Scientists search Southeast beaches for tsunami debris

Five NOAA scientists are scouting Southeast Alaska beaches for debris from last year’s Japanese tsunami.

The team left Ketchikan on Friday aboard the 80-foot charter vessel Sumdum, with plans to explore the shoreline along the outer coast.

Jeep Rice, of Juneau’s Auke Bay Lab, calls it a preliminary assessment.

“I guess a part of us hope we find lots of debris and another part of us hope we don’t find any,” Rice says. “That would be just a cool thing if we don’t find any debris.”

But that’s not likely, even without tsunami debris that’s been washing up on West Coast shores for several months now.
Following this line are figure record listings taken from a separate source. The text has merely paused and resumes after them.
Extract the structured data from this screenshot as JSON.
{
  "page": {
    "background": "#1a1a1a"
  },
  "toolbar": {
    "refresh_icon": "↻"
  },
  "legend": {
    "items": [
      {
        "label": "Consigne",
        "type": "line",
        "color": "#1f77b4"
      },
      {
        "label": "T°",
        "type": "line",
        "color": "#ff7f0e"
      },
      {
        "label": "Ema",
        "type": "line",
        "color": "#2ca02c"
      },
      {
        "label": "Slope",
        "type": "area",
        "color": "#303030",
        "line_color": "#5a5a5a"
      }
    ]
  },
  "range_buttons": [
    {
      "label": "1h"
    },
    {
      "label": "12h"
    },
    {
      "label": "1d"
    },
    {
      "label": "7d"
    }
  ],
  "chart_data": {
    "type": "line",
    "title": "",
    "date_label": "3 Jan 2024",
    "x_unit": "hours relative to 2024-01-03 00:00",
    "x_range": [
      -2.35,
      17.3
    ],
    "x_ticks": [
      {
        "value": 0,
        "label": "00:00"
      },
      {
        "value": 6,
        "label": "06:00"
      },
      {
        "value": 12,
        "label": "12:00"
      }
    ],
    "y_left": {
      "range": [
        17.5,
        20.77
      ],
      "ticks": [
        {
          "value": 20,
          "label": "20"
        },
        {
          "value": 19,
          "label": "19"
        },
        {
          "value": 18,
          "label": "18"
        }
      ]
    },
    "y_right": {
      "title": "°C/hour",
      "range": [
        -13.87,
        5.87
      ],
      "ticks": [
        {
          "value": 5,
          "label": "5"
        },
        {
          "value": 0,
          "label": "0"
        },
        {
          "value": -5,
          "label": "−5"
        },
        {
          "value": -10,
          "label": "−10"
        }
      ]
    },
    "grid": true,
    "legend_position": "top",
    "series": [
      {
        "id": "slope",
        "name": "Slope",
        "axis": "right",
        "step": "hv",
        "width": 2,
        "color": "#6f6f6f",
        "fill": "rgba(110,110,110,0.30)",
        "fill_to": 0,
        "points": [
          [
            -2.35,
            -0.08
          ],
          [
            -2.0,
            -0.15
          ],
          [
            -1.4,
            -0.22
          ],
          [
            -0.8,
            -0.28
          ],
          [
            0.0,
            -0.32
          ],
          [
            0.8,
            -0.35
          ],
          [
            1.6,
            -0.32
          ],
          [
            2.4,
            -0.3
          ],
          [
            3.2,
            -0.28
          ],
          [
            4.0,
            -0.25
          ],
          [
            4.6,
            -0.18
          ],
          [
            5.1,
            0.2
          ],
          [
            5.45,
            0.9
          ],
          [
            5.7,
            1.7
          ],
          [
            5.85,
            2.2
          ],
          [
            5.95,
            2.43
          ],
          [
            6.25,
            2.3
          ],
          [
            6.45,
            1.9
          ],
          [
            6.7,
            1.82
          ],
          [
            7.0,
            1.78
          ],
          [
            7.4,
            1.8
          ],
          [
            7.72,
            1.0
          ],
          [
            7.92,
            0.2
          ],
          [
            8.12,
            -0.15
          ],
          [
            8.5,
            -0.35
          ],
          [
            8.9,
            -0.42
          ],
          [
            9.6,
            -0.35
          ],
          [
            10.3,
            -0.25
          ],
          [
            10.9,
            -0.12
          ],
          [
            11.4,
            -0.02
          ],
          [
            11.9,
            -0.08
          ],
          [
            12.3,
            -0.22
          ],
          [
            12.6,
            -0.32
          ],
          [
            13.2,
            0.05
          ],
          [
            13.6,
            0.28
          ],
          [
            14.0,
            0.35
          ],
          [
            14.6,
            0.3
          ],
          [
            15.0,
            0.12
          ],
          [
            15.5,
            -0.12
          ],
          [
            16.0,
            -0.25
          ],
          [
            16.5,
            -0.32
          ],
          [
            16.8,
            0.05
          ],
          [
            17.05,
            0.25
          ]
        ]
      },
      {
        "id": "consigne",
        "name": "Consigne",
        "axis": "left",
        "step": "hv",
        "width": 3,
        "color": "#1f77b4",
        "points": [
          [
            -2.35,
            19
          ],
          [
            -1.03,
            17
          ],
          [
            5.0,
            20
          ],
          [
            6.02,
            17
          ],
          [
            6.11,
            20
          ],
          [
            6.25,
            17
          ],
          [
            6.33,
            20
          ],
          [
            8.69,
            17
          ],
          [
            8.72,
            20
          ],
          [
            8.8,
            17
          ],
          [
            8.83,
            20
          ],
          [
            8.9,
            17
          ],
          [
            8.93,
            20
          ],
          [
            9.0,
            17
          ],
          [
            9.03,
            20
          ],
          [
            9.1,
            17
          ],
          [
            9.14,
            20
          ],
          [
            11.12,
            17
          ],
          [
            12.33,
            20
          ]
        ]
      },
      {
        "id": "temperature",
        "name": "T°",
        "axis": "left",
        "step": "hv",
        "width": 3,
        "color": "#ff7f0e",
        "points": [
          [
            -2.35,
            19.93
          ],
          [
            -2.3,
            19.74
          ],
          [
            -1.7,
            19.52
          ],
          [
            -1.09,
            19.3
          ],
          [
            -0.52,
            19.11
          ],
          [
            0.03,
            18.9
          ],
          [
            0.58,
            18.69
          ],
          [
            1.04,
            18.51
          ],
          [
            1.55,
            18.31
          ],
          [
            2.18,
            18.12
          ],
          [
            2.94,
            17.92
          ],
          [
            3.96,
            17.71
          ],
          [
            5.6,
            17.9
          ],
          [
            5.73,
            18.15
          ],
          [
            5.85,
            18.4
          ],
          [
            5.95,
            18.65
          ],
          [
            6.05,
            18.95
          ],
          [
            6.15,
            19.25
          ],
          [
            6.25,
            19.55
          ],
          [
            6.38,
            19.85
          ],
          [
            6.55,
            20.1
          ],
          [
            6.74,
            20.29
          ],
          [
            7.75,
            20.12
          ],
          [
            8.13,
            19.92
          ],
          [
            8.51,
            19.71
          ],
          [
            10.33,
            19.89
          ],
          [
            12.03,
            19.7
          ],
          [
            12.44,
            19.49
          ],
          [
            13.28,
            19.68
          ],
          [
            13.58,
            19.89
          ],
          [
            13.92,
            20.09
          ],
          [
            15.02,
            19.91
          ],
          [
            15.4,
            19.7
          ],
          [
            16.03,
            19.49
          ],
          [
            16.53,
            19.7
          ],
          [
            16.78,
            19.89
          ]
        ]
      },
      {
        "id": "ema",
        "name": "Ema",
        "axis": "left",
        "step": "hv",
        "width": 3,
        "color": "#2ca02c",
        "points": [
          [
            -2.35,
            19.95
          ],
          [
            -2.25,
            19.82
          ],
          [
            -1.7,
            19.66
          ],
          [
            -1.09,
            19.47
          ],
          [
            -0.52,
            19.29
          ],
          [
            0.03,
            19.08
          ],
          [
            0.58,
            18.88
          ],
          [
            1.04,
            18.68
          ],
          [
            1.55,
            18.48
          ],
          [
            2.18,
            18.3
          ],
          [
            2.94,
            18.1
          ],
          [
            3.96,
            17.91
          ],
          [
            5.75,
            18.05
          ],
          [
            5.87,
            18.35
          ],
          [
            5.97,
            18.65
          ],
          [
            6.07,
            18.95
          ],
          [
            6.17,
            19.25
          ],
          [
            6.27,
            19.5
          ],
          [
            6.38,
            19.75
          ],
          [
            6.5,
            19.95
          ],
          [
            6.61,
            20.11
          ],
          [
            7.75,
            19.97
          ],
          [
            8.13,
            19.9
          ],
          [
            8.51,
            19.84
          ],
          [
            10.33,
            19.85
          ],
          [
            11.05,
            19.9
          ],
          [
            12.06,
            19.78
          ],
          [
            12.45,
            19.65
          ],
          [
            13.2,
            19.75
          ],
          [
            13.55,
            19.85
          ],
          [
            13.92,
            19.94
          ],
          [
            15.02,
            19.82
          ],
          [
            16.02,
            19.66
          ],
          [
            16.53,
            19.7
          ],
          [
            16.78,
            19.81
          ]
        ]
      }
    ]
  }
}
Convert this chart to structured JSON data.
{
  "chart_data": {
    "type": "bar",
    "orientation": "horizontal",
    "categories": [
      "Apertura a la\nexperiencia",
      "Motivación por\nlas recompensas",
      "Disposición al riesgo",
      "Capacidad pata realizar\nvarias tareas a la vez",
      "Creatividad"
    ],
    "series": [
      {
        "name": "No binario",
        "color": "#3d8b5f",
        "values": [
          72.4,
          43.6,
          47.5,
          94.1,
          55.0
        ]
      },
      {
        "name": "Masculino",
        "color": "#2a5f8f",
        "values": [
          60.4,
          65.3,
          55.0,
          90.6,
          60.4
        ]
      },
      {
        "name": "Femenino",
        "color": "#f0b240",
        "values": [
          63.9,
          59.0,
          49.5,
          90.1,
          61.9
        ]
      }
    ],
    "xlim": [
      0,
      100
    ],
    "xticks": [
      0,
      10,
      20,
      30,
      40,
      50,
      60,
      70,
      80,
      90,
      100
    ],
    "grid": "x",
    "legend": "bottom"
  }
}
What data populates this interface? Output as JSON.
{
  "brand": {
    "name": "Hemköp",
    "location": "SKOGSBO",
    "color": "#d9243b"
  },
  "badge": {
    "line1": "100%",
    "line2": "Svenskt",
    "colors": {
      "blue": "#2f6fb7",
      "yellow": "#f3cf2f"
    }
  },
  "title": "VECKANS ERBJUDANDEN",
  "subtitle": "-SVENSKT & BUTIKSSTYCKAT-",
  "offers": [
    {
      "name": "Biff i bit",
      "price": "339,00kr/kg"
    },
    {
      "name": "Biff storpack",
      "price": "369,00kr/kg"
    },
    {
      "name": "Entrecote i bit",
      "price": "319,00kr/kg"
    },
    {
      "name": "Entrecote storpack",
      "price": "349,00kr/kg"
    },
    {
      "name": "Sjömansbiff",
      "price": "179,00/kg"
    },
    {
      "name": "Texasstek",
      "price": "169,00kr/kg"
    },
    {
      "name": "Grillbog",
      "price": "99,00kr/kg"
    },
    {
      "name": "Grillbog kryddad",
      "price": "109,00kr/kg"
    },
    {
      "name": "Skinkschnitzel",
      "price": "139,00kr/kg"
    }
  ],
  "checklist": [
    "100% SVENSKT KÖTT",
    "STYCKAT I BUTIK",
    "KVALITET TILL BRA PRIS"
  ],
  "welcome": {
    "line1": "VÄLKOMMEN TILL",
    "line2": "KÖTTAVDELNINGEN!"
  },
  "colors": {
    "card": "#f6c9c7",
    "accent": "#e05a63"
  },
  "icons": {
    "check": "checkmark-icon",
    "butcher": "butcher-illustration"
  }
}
Rice expects a peak next winter, but estimates it could continue coming ashore for a decade.

The scientists are heading to the southern tip of Baranof Island, where Rice says the Sumdum will take a right turn and go north.

Jacek Maselko, of the Auke Bay Lab, is the chief scientist on the Sumdum. He charted the beaches to be studied from ShoreZone, NOAA Fisheries’ coastal map website.

“This is a visual map along with photos that are supporting of every single kilometer of beach in Southeast Alaska,” Rice says.

Maselko conducted what Rice calls a “pre-survey survey,” virtually “flying” all the beaches on the website.

“And he finds pocket beaches, for example, that may be up to a kilometer long or even 200 to 300 yards long where you could land a zodiac and put a crew of two or three on,” he says. “We’re going to hit a whole bunch of these pocket beaches as they go from south to north.”

The scientists are expected to wrap up the Southeast debris survey on Sunday. Rice says they will conduct similar surveys on other Alaska coastlines this summer and repeat them next year.

The National Oceanic and Atmospheric Administration has 40 years of data from Alaska beaches, but this is the first effort to account for debris from the March 2011 Japanese tsunami.

“We have an idea how the debris has shifted from trawl web back in the ’70s, to all these plastic bottles showing up on shore and of course we saw none of those back in the ’70s or ’80s,” he says. “You know times change and debris changes so now we’re going to have another dramatic change in debris with things coming from Japanese aquaculture farms and debris from cities that were destroyed.”

Rice says the scientists will be counting any tsunami-related debris they find, taking pictures then cataloging it. After the data is collected, NOAA will determine whether and how to clean it up.